To sum up the point whither this long, and I confess discursive, argument is tending. There is, and ought to be, a genuine Woman Question and a genuine Woman Movement. But that movement, if it is ever to do any good, must not ignore—nay, on the contrary, must frankly and unreservedly accept and embrace—the fact that the vast majority of adult women are and will always be wives and mothers (and when I say "wives," I say so only in the broadest sense, subject to all possible expansions or modifications of the nature of wifehood). It must also recognize the other fact that in an ideal community the greatest possible number of women should be devoted to the duties of maternity, in order that the average family may be kept small, that is to say, healthy and educable. It must assume as its goal, not general celibacy and the independence of women, but general marriage and the ample support of women by the men of the community. While allowing that exceptional circumstances call for exceptional tenderness toward those women who are now compelled by untoward conditions to earn their own livelihood, it will avoid creating that accident into a positive goal, and it will endeavor to lessen the necessity for the existence of such exceptions in the future. In short, it will recognize maternity as the central function of the mass of women, and will do everything in its power to make that maternity as healthy, as noble, and as little burdensome as possible.

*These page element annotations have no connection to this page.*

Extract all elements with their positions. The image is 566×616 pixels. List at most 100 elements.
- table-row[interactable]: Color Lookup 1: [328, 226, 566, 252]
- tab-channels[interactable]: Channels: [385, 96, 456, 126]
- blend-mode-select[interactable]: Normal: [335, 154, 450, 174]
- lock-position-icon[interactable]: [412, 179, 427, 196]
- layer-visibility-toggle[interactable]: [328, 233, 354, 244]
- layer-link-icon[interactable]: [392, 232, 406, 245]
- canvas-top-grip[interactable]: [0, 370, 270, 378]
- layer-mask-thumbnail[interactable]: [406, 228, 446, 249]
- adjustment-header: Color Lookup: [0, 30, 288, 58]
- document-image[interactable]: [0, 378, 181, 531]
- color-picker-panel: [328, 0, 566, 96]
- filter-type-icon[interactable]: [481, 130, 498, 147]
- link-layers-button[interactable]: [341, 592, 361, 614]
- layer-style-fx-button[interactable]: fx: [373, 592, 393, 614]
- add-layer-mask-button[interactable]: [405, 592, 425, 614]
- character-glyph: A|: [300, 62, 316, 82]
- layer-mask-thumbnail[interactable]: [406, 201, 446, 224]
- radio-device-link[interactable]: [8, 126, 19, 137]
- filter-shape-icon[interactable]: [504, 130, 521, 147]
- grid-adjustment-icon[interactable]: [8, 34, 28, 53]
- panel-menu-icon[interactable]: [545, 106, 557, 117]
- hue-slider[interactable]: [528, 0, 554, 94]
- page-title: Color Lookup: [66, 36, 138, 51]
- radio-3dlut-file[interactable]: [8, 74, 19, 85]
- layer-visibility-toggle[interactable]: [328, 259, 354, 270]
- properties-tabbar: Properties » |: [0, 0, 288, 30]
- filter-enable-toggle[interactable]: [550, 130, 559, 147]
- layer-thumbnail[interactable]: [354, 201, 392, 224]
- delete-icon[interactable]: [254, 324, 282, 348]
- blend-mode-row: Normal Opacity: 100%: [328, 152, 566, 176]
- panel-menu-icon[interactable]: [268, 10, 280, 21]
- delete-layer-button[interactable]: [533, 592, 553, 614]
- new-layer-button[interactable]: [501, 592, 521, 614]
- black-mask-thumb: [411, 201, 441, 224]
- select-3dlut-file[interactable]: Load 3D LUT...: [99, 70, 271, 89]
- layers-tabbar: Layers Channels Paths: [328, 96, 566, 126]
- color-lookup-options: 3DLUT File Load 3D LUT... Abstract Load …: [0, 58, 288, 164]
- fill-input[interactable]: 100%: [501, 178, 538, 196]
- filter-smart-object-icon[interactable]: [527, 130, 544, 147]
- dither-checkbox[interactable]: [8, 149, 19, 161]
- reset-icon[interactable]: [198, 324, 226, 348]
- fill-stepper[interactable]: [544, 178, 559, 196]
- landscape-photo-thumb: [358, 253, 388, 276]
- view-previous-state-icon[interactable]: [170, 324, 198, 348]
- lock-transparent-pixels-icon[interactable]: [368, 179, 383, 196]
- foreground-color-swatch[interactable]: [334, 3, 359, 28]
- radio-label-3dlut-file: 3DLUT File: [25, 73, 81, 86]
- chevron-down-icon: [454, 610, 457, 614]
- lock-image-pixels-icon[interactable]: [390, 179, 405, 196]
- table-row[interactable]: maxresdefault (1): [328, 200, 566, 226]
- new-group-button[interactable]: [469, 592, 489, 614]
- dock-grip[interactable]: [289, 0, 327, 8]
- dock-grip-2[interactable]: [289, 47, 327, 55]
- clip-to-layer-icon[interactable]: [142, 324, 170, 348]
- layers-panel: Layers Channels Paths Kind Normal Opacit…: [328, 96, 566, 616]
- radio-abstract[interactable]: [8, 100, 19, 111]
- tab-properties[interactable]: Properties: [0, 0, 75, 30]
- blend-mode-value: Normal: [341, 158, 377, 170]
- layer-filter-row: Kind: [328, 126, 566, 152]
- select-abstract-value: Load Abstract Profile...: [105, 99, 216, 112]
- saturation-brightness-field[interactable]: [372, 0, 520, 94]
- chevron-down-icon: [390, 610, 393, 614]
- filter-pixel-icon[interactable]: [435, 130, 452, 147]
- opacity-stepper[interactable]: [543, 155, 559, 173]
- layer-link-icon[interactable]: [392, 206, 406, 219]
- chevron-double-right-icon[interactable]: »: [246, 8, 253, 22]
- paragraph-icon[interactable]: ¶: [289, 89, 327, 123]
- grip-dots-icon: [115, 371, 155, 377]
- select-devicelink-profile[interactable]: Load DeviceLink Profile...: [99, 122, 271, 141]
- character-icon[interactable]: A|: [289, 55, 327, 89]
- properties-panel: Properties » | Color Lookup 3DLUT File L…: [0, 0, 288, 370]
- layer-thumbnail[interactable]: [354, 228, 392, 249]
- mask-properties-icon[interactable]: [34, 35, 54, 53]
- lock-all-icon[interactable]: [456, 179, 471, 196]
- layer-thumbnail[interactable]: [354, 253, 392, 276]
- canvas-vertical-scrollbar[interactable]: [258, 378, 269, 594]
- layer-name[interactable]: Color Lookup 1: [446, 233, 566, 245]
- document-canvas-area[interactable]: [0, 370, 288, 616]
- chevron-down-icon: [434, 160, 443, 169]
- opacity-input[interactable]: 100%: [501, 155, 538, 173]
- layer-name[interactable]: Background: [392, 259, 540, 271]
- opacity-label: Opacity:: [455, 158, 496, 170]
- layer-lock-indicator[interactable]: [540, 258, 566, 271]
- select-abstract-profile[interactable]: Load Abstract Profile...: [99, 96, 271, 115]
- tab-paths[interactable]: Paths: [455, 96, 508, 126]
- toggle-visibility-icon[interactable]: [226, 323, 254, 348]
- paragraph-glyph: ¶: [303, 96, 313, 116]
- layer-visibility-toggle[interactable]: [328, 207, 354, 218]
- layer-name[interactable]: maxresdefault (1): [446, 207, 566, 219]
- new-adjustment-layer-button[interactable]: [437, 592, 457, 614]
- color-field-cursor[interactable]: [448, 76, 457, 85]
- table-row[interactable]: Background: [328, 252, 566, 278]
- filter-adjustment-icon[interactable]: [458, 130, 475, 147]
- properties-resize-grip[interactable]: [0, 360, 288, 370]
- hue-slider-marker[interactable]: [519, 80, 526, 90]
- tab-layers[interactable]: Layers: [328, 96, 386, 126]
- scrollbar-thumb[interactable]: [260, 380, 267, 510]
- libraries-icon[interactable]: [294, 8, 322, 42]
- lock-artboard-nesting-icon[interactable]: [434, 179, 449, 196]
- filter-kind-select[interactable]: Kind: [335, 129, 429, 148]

If the "advanced" women will meet us on this platform, I believe the majority of "advanced" men will gladly hold out to them the right hand of fellowship. As a body we are, I think, prepared to reconsider, and to reconsider fundamentally, without prejudice or preconception, the entire question of the relations between the sexes—which is a great deal more than the women are prepared to do. We are ready to make any modifications in those relations which will satisfy the woman's just aspiration for personal independence, for intellectual and moral development, for physical culture, for political activity, and for a voice in the arrangement of her own affairs, both domestic and national. As a matter of fact, few women will go as far in their desire to emancipate woman as many men will go. It was Ibsen, not Mrs. Ibsen, who wrote the "Doll's House." It was women, not men, who ostracized George Eliot. The slavishness begotten in women by the régime of man is what we have most to fight against, not the slave-driving instinct of the men—now happily becoming obsolete, or even changing into a sincere desire to do equal justice. But what we must absolutely insist upon is full and free recognition of the fact that, in spite of everything, the race and the nation must go on reproducing themselves. Whatever modifications we make must not—interfere with that prime necessity. We will not aid or abet women as a sex in rebelling against maternity, or in quarreling with the constitution of the solar system. Whether we have wives or not and that is a minor point about which I, for one, am supremely unprejudiced—we must at least have mothers. And it would be well, if possible, to bring up those mothers as strong, as wise, as free, as sane, as healthy, as earnest, and as efficient as we can make them. If this is barren paradox, I am content to be paradoxical; if this is rank Toryism, I am content for once to be reckoned among the Tories.—Fortnightly Review.

  1. Oh, yes, I know all about Malthus; but Mr. Galton has shown that a certain amount of over-population is necessary for survival of the fittest, and that if the best and most intelligent classes abstain, the worst and lowest will surely make up the leeway for them.
  2. A short time ago I received an angry letter from a correspondent in Iowa, full of curious bluster about "doing without the men altogether." Apparently this lady really imagined that the human race could be recruited from the gooseberry bushes.